In fact, this does also imply some need to synchronise the webpage with changes to the repository that occur after the webpage is first loaded.

(8) By Stephan Beal (stephan) on 2024-01-20 13:38:09 in reply to 6.1 [link] [source]

Storing the most recent, but uncommitted, state in the browser local store is pretty easy, and could be offered as a "retrieve last session" button to repopulate all the relevant fields.

My initial thinking was that we would store the ci state in the config table, keyed to the current ci version so that it does not pollute later checkins, but storing it in the browser's localStorage is even better.

To be clear - the webpage would always open unpopulated but would have a option (which would need to be a small JavaScript function) to retrieve state data if it persisted from an uncommitted session.

If the data exists in localStorage, it could be used as-is, but would be cleared upon a successful SUBMIT. Perhaps there would need to be a button to clear/reset it as well (which only shows up if the (ci -ui) actually sees localStorage data when it starts up).

(9.1) By Stephan Beal (stephan) on 2024-01-20 13:46:59 edited from 9.0 in reply to 5 [link] [source]

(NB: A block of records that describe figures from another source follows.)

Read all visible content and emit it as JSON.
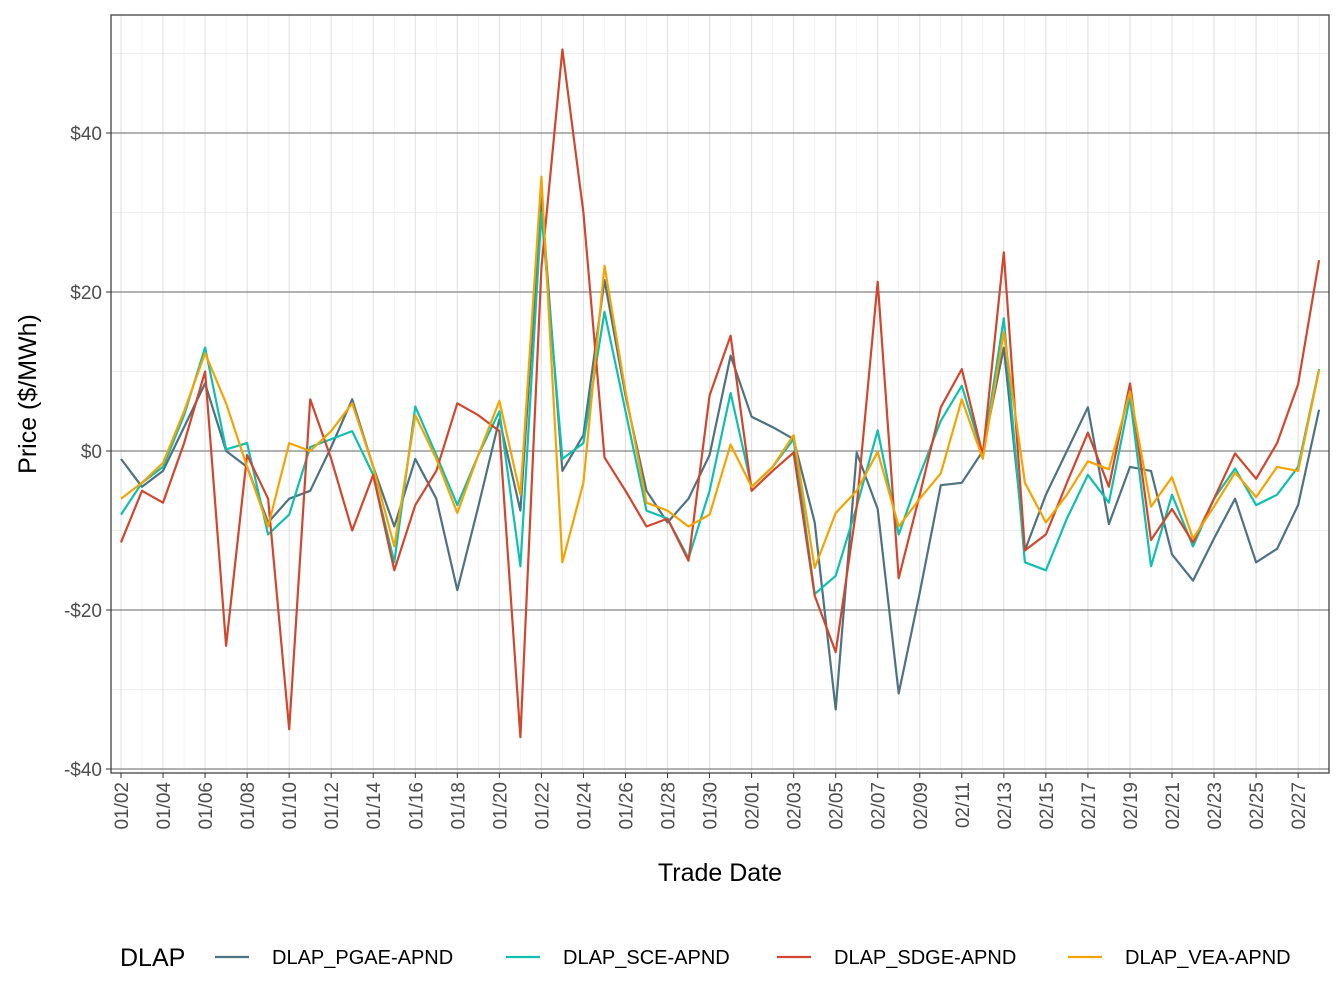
{
  "chart_data": {
    "type": "line",
    "xlabel": "Trade Date",
    "ylabel": "Price ($/MWh)",
    "ylim": [
      -40,
      55
    ],
    "yticks": [
      -40,
      -20,
      0,
      20,
      40
    ],
    "ytick_labels": [
      "-$40",
      "-$20",
      "$0",
      "$20",
      "$40"
    ],
    "grid": true,
    "legend_position": "bottom",
    "legend_title": "DLAP",
    "x": [
      "01/02",
      "01/03",
      "01/04",
      "01/05",
      "01/06",
      "01/07",
      "01/08",
      "01/09",
      "01/10",
      "01/11",
      "01/12",
      "01/13",
      "01/14",
      "01/15",
      "01/16",
      "01/17",
      "01/18",
      "01/19",
      "01/20",
      "01/21",
      "01/22",
      "01/23",
      "01/24",
      "01/25",
      "01/26",
      "01/27",
      "01/28",
      "01/29",
      "01/30",
      "01/31",
      "02/01",
      "02/02",
      "02/03",
      "02/04",
      "02/05",
      "02/06",
      "02/07",
      "02/08",
      "02/09",
      "02/10",
      "02/11",
      "02/12",
      "02/13",
      "02/14",
      "02/15",
      "02/16",
      "02/17",
      "02/18",
      "02/19",
      "02/20",
      "02/21",
      "02/22",
      "02/23",
      "02/24",
      "02/25",
      "02/26",
      "02/27",
      "02/28"
    ],
    "xtick_labels": [
      "01/02",
      "01/04",
      "01/06",
      "01/08",
      "01/10",
      "01/12",
      "01/14",
      "01/16",
      "01/18",
      "01/20",
      "01/22",
      "01/24",
      "01/26",
      "01/28",
      "01/30",
      "02/01",
      "02/03",
      "02/05",
      "02/07",
      "02/09",
      "02/11",
      "02/13",
      "02/15",
      "02/17",
      "02/19",
      "02/21",
      "02/23",
      "02/25",
      "02/27"
    ],
    "series": [
      {
        "name": "DLAP_PGAE-APND",
        "color": "#4e7282",
        "values": [
          -1,
          -4.5,
          -2.5,
          3,
          8.5,
          0,
          -2,
          -9,
          -6,
          -5,
          0.5,
          6.5,
          -2,
          -9.5,
          -1,
          -6,
          -17.5,
          -7,
          4,
          -7.5,
          32,
          -2.5,
          2,
          21.5,
          7,
          -5,
          -9,
          -6,
          -0.5,
          12,
          4.3,
          3,
          1.5,
          -9,
          -32.5,
          -0.2,
          -7.3,
          -30.5,
          -17.8,
          -4.3,
          -4,
          0,
          13,
          -12.5,
          -5.5,
          0,
          5.5,
          -9.2,
          -2,
          -2.5,
          -13,
          -16.3,
          -11,
          -6,
          -14,
          -12.3,
          -6.8,
          5.2
        ]
      },
      {
        "name": "DLAP_SCE-APND",
        "color": "#10bfae",
        "values": [
          -8,
          -4,
          -2,
          4.5,
          13,
          0.2,
          1,
          -10.5,
          -8,
          0.5,
          1.5,
          2.5,
          -3,
          -14,
          5.6,
          -0.5,
          -6.8,
          -0.5,
          5,
          -14.5,
          30,
          -1,
          1,
          17.5,
          5,
          -7.5,
          -8.5,
          -13.5,
          -5,
          7.3,
          -4.5,
          -2,
          1.5,
          -18,
          -15.7,
          -7,
          2.6,
          -10.5,
          -3,
          3.8,
          8.2,
          -0.5,
          16.7,
          -14,
          -15,
          -8.5,
          -3,
          -6.5,
          6.8,
          -14.5,
          -5.5,
          -12,
          -6,
          -2.2,
          -6.8,
          -5.5,
          -2,
          10.3
        ]
      },
      {
        "name": "DLAP_SDGE-APND",
        "color": "#d1462c",
        "values": [
          -11.5,
          -5,
          -6.5,
          1,
          10,
          -24.5,
          -0.5,
          -6,
          -35,
          6.5,
          -1,
          -10,
          -3,
          -15,
          -6.8,
          -2.5,
          6,
          4.5,
          2.5,
          -36,
          23,
          50.5,
          30,
          -0.8,
          -5,
          -9.5,
          -8.5,
          -13.8,
          7,
          14.5,
          -5,
          -2.5,
          -0.2,
          -18.2,
          -25.3,
          -7,
          21.3,
          -16,
          -5.5,
          5.5,
          10.3,
          -0.5,
          25,
          -12.5,
          -10.5,
          -4,
          2.3,
          -4.5,
          8.5,
          -11.2,
          -7.3,
          -11.5,
          -6,
          -0.3,
          -3.5,
          1,
          8.4,
          24
        ]
      },
      {
        "name": "DLAP_VEA-APND",
        "color": "#f5a300",
        "values": [
          -6,
          -4,
          -1.5,
          5,
          12.3,
          6,
          -2,
          -9.5,
          1,
          0,
          2.5,
          6,
          -2,
          -12,
          4.5,
          -1,
          -7.8,
          -0.5,
          6.3,
          -5.5,
          34.5,
          -14,
          -4,
          23.3,
          7.5,
          -6.5,
          -7.5,
          -9.5,
          -8,
          0.8,
          -4.5,
          -2,
          2,
          -14.7,
          -7.8,
          -5,
          -0.1,
          -9.5,
          -6,
          -2.8,
          6.5,
          -1,
          15,
          -4,
          -9,
          -5.5,
          -1.3,
          -2.3,
          7.5,
          -7,
          -3.3,
          -11,
          -7,
          -2.7,
          -5.8,
          -2,
          -2.5,
          10.2
        ]
      }
    ]
  }
}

Assuming somewhat erratic behavior, doing fossil ci --ui, cancelling due to some issue, then running the sequence fossil stash save, ...

Those are very real possibilities and mimic my own tendency of...

... ready to check in ...
f diff -tk
... make local edits ...
f diff -tk
... repeat any number of times ...
f ci -m ...

The ci -ui feature would need to be able to cope with that, probably via adding a Refresh button which updates the diff view. We can't use a browser's Ctrl-R/F5 reload because tapping the PREVIEW button will1 perform a POST request (to render the ci message) and a browser will warn when trying to reload a POST-requested page.

This flow will then (unexpectedly?) drop the stored data, because of an unrelated ci on a different branch.

If we store the ci state in localStorage, as spendrift proposed, that problem seems to go away. It would give us a single central buffer for the ci info which we can clear when a ci is submitted or explicitly cancelled, but is otherwise persistent. We could alternately keep that stored data on per-current-branch basis, with the caveat that we could end up with storing a small amount of stale state for any length of time.


  1. ^ "will" = will hypothetically, based solely on current thinking and subject to change.

(10) By ronw on 2024-01-21 19:46:35 in reply to 5 [link] [source]

Just an observation from use of other tools, in this case, TortoiseGit, which is used by my employer.

TortoiseGit (and TortoiseSVN) have "Recent Log Messages", which lists the most recent several (don't recall how many) log messages entered, allowing selection.

My coworkers and I frequently use this feature, then edit the recalled message as needed.

So I have no doubt that some kind of recall feature would be appreciated and used. Multiple recall would be even more appreciated.